Timidly, she told them she was soon enlisting. Her friends became visibly angry. “Why?”, asked the girl who had just finished fasting in solidarity with her fellow Palestinian. Later that afternoon, the Israeli girl explained to some of the interns that she realized not joining the army would prevent her from being able to follow any career she might want in the future. She assured us that she would not be doing an assignment that had anything to do with the occupied territories.
When even one among the already-tiny minority of the Israeli populace that speaks out against serving in the army—and does so because she does not want to be a part of perpetuating the status quo in Israel and the occupied territories—goes back on her declaration, something is very wrong.
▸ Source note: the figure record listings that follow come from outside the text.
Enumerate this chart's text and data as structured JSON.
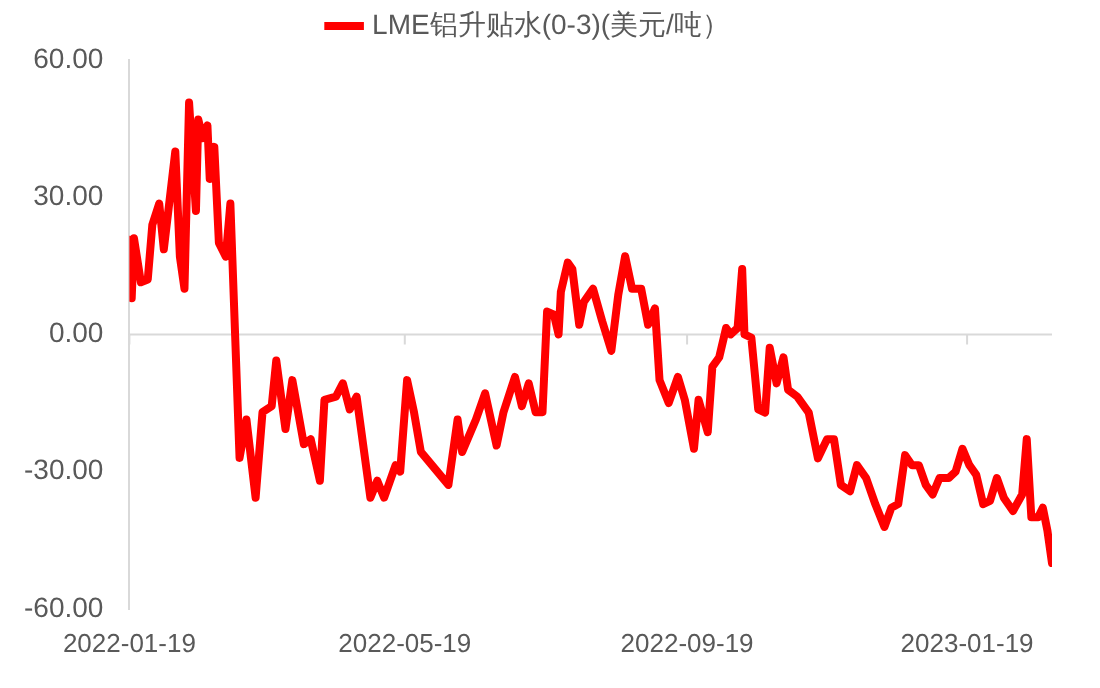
{
  "chart_data": {
    "type": "line",
    "legend": "top",
    "grid": false,
    "marker": "none",
    "line_style": "solid",
    "xlim": [
      "2022-01-19",
      "2023-02-25"
    ],
    "xticks": [
      "2022-01-19",
      "2022-05-19",
      "2022-09-19",
      "2023-01-19"
    ],
    "ref_lines": [
      {
        "axis": "y",
        "value": 0,
        "color": "#d9d9d9"
      }
    ],
    "ylim": [
      -60,
      60
    ],
    "yticks": [
      {
        "value": -60,
        "label": "-60.00"
      },
      {
        "value": -30,
        "label": "-30.00"
      },
      {
        "value": 0,
        "label": "0.00"
      },
      {
        "value": 30,
        "label": "30.00"
      },
      {
        "value": 60,
        "label": "60.00"
      }
    ],
    "x": [
      "2022-01-19",
      "2022-01-20",
      "2022-01-21",
      "2022-01-24",
      "2022-01-27",
      "2022-01-29",
      "2022-02-01",
      "2022-02-03",
      "2022-02-06",
      "2022-02-08",
      "2022-02-10",
      "2022-02-12",
      "2022-02-14",
      "2022-02-17",
      "2022-02-18",
      "2022-02-20",
      "2022-02-22",
      "2022-02-23",
      "2022-02-25",
      "2022-02-27",
      "2022-03-02",
      "2022-03-04",
      "2022-03-08",
      "2022-03-11",
      "2022-03-15",
      "2022-03-18",
      "2022-03-22",
      "2022-03-24",
      "2022-03-28",
      "2022-03-31",
      "2022-04-05",
      "2022-04-08",
      "2022-04-12",
      "2022-04-14",
      "2022-04-19",
      "2022-04-22",
      "2022-04-25",
      "2022-04-28",
      "2022-05-04",
      "2022-05-07",
      "2022-05-10",
      "2022-05-15",
      "2022-05-17",
      "2022-05-20",
      "2022-05-23",
      "2022-05-26",
      "2022-06-01",
      "2022-06-07",
      "2022-06-11",
      "2022-06-13",
      "2022-06-19",
      "2022-06-23",
      "2022-06-28",
      "2022-07-01",
      "2022-07-06",
      "2022-07-09",
      "2022-07-12",
      "2022-07-15",
      "2022-07-18",
      "2022-07-20",
      "2022-07-23",
      "2022-07-25",
      "2022-07-26",
      "2022-07-29",
      "2022-07-31",
      "2022-08-03",
      "2022-08-05",
      "2022-08-09",
      "2022-08-13",
      "2022-08-17",
      "2022-08-20",
      "2022-08-23",
      "2022-08-26",
      "2022-08-30",
      "2022-09-02",
      "2022-09-05",
      "2022-09-07",
      "2022-09-11",
      "2022-09-15",
      "2022-09-18",
      "2022-09-22",
      "2022-09-24",
      "2022-09-28",
      "2022-09-30",
      "2022-10-03",
      "2022-10-06",
      "2022-10-08",
      "2022-10-11",
      "2022-10-13",
      "2022-10-14",
      "2022-10-17",
      "2022-10-20",
      "2022-10-23",
      "2022-10-25",
      "2022-10-28",
      "2022-10-31",
      "2022-11-02",
      "2022-11-06",
      "2022-11-11",
      "2022-11-15",
      "2022-11-19",
      "2022-11-22",
      "2022-11-25",
      "2022-11-29",
      "2022-12-02",
      "2022-12-06",
      "2022-12-10",
      "2022-12-14",
      "2022-12-17",
      "2022-12-20",
      "2022-12-23",
      "2022-12-26",
      "2022-12-29",
      "2023-01-01",
      "2023-01-04",
      "2023-01-07",
      "2023-01-11",
      "2023-01-14",
      "2023-01-17",
      "2023-01-20",
      "2023-01-23",
      "2023-01-26",
      "2023-01-29",
      "2023-02-01",
      "2023-02-04",
      "2023-02-08",
      "2023-02-12",
      "2023-02-14",
      "2023-02-16",
      "2023-02-19",
      "2023-02-21",
      "2023-02-23",
      "2023-02-25"
    ],
    "series": [
      {
        "name": "LME铝升贴水(0-3)(美元/吨）",
        "color": "#ff0000",
        "values": [
          20.7,
          7.9,
          21,
          11.4,
          12,
          24,
          28.6,
          18.6,
          31.4,
          40,
          17,
          10,
          50.7,
          27,
          47,
          42.9,
          45.7,
          34,
          41,
          20,
          17,
          28.6,
          -27,
          -18.6,
          -35.7,
          -17,
          -15.7,
          -5.7,
          -20.7,
          -10,
          -24,
          -22.9,
          -32,
          -14.3,
          -13.6,
          -10.7,
          -16.4,
          -13.6,
          -35.7,
          -32,
          -35.7,
          -28.6,
          -30,
          -10,
          -17,
          -25.7,
          -29.3,
          -32.9,
          -18.6,
          -25.7,
          -18.6,
          -12.9,
          -24.3,
          -17,
          -9.3,
          -15.7,
          -10.7,
          -17,
          -17,
          5,
          4.3,
          0,
          9.3,
          15.7,
          14.3,
          2.1,
          7.1,
          10,
          2.9,
          -3.6,
          8.6,
          17.1,
          10,
          10,
          2.1,
          5.7,
          -10,
          -15,
          -9.3,
          -14.3,
          -25,
          -14.3,
          -21.4,
          -7.1,
          -5,
          1.4,
          0,
          1.4,
          14.3,
          0,
          -0.7,
          -16.4,
          -17.1,
          -2.9,
          -10.7,
          -5,
          -12.1,
          -13.6,
          -17.1,
          -27.1,
          -22.9,
          -22.9,
          -32.9,
          -34.3,
          -28.6,
          -31.4,
          -37.1,
          -42.1,
          -37.9,
          -37.1,
          -26.4,
          -28.6,
          -28.6,
          -32.9,
          -35,
          -31.4,
          -31.4,
          -30,
          -25,
          -28.6,
          -30.7,
          -37.1,
          -36.4,
          -31.4,
          -35.7,
          -38.6,
          -35,
          -22.9,
          -40,
          -40,
          -37.9,
          -42.9,
          -50
        ]
      }
    ]
  }
}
The institution of the IDF is so deeply engrained in Israeli life that it is nearly impossible to successfully assign blame where it is due. The blame due here is for blinding smart, hardworking, and kind men and women from seeing where “defense” ends and “occupation” begins. The blame due is for shaming all those who see that distinction. And, most importantly, blame is due for a society that makes it more and more difficult to dissent against the mainstream and still have access to the workforce and lead a successful life.
If every Israeli individual who opposed the ongoing occupation became a refusenik, perhaps fear of criticism would be replaced with a re-invigoration of self-awareness. Perhaps the sitting government would be replaced with one that actively works together with a willing Palestinian government to end this ongoing nightmare. When I decided not to join the IDF, I resigned myself to the fact that I would probably never become fully integrated into this society. In many ways that is heartbreaking to me; I love this land, this language, and these people more than almost anything else. But, above that love is a pain that comes from seeing this nation I hold dearly turn a blind eye to tragedies its government is committing. I gave up on donning the olive-green uniform. If all who see injustice choose to act instead of conform, maybe one day that won’t mean to this country that I also gave up on being a proud Israeli.
[1] http://www.mfa.gov.il/mfa/mfa-archive/1980-1989/pages/defence%20service%20law%20-consolidated%20version–%205746-1.aspx
[2] http://www.refusingtokill.net/Israel/50.Refuseniks.Letter.htm
[3] http://972mag.com/how-can-you-tell-that-israeli-refuseniks-are-scaring-the-system/88360/
[4] See previous blog post for an more in-depth explanation of the wonderful, brave organization with which I have been interning over the past month and a half.